PAR OLIVIER NICOLAS*
En déplacement en Corse le 28 septembre 2023, le président de la République Emmanuel Macron a invité les élus corses à « bâtir une autonomie à la Corse dans la République ». Une autonomie qu’il précise sans désengagement de l’Etat : « ce ne sera pas une autonomie contre l’Etat, ni une autonomie sans l’Etat, mais une autonomie pour la Corse et dans la République ».
Ainsi, le chef de l’Etat donne six mois au Gouvernement et aux élus corses pour aboutir à un « texte constitutionnel et organique » qui servirait ensuite de base à une « révision constitutionnelle ».
Les socialistes de Guadeloupe sont prêts à saluer cette ouverture du président de la République. Celle-ci confirme en effet le bien-fondé de l’approche qu’ils défendent dans leur contribution aux travaux du dernier congrès des élus intitulée « Elargir le champ des possibles » : une révision constitutionnelle est bien nécessaire pour faire évoluer le cadre actuel qui ne permet pas aux territoires non hexagonaux de la France — la Corse et les Outre-mer — de voir leurs spécificités et leurs intérêts propres mieux pris en compte au sein de la République. Mais, pour l’heure, une grande prudence doit rester de mise.
D’abord, parce que rien n’indique encore que le président de la République soit prêt à élargir ce chantier constitutionnel ouvert pour la Corse — et qui concerne également la Nouvelle-Calédonie — aux autres territoires ultramarins malgré les demandes formulées en ce sens par les parlementaires et élus des Outre-mer qu’il avait rencontrés en septembre 2022.

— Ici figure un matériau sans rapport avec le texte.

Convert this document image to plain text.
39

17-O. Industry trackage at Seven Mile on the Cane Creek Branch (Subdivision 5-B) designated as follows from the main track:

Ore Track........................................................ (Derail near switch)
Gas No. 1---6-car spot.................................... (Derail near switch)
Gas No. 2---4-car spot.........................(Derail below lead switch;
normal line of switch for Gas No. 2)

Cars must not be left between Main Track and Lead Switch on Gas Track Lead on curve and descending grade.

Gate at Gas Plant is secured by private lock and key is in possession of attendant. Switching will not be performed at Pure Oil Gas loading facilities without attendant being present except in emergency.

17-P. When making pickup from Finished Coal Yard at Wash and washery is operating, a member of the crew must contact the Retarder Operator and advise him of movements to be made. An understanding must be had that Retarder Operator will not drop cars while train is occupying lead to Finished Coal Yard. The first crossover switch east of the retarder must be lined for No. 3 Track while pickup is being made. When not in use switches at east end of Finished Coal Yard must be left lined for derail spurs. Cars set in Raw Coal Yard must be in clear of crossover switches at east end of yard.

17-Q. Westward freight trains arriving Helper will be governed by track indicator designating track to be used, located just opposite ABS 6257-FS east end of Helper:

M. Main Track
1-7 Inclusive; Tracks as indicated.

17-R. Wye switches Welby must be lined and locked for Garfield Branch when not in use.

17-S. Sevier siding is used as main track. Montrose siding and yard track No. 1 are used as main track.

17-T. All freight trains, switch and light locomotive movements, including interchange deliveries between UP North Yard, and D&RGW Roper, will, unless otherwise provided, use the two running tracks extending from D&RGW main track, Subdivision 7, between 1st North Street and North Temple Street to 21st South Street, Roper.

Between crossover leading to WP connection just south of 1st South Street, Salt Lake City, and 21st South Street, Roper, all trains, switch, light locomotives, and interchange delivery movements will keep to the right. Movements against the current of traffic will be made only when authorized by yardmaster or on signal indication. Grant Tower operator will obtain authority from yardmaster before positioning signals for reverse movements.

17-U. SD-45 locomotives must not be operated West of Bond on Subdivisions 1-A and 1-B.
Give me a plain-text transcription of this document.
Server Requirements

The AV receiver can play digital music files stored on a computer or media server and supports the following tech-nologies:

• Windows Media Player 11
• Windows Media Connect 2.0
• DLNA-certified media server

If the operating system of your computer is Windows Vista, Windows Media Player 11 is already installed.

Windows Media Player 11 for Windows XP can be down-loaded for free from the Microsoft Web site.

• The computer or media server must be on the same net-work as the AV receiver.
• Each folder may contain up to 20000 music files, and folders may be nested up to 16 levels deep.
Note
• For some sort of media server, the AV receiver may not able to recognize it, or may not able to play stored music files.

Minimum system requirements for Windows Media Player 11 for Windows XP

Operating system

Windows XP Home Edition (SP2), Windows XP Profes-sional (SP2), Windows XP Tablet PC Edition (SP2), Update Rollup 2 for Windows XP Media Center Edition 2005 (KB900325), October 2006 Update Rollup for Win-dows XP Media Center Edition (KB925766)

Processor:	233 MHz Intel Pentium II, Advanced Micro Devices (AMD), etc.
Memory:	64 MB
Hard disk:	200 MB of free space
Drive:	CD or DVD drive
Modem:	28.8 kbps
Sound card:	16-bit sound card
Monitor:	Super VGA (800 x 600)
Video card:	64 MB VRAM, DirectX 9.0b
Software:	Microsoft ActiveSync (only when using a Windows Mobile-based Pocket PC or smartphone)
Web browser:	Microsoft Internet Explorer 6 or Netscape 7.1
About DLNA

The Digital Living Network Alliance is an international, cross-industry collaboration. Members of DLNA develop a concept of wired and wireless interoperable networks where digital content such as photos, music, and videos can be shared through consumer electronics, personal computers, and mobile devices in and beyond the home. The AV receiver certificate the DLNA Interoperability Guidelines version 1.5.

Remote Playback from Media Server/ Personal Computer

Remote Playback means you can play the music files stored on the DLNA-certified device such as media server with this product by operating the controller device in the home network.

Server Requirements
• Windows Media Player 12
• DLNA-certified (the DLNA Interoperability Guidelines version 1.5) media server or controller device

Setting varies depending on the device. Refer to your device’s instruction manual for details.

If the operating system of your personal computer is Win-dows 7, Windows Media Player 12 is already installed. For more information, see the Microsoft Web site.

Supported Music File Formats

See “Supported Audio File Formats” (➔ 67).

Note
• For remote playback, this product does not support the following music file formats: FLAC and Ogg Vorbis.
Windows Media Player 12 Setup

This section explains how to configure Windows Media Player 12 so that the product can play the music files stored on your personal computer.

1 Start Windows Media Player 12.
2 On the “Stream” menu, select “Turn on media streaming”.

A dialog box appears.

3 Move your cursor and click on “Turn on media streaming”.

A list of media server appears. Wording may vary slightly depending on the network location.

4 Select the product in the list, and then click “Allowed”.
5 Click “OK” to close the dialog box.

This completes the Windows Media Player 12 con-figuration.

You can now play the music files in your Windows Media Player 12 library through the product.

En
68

Rappelons, d’ailleurs, que le ministre de l’Intérieur en charge de nos territoires, Gérald Darmanin, conditionnait encore récemment une éventuelle voie vers l’autonomie pour les départements d’Outre-mer à une autosuffisance alimentaire et énergétique qui, dans un étrange « deux poids, deux mesures », n’est pas objectée à la Corse aujourd’hui…
Ensuite, parce qu’au-delà des contours encore flous sur bien des aspects de « l’autonomie à la Corse dans la République », le succès de ce chantier constitutionnel est loin d’être assuré.
Le président de la République ne dispose pas d’une majorité simple à l’Assemblée nationale et au Sénat, ce qui rend très hypothétique sa capacité à réunir autour d’un texte suffisamment consensuel la majorité qualifiée des 3/5e au congrès des députés et des sénateurs nécessaire pour adopter une révision constitutionnelle. Enfin — et c’est sans doute le plus inquiétant -—parce que les belles promesses et les travaux initiés lors du XVIIe Congrès des élus départementaux et régionaux de juin 2023 sont aujourd’hui au point mort, manifestement englués depuis trois mois dans les déchirements au sein de la « gouvernance concertée » entre le président de Région et le président du Département.
De sorte que la Guadeloupe, faute d’un travail approfondi et abouti sur ses options préférentielles en matière de gouvernance, n’apparaît pas encore prête à participer pleinement et utilement aux réflexions ouvertes par le président de la République en Corse.
C’est pourquoi les socialistes de Guadeloupe en appellent à la responsabilité des élus et des autres partis politiques : il faut reprendre le travail commun autour de ces enjeux afin de ne pas laisser passer le train de changements constitutionnels nécessaires à la redéfinition de la place des Outre-mer au sein de la République.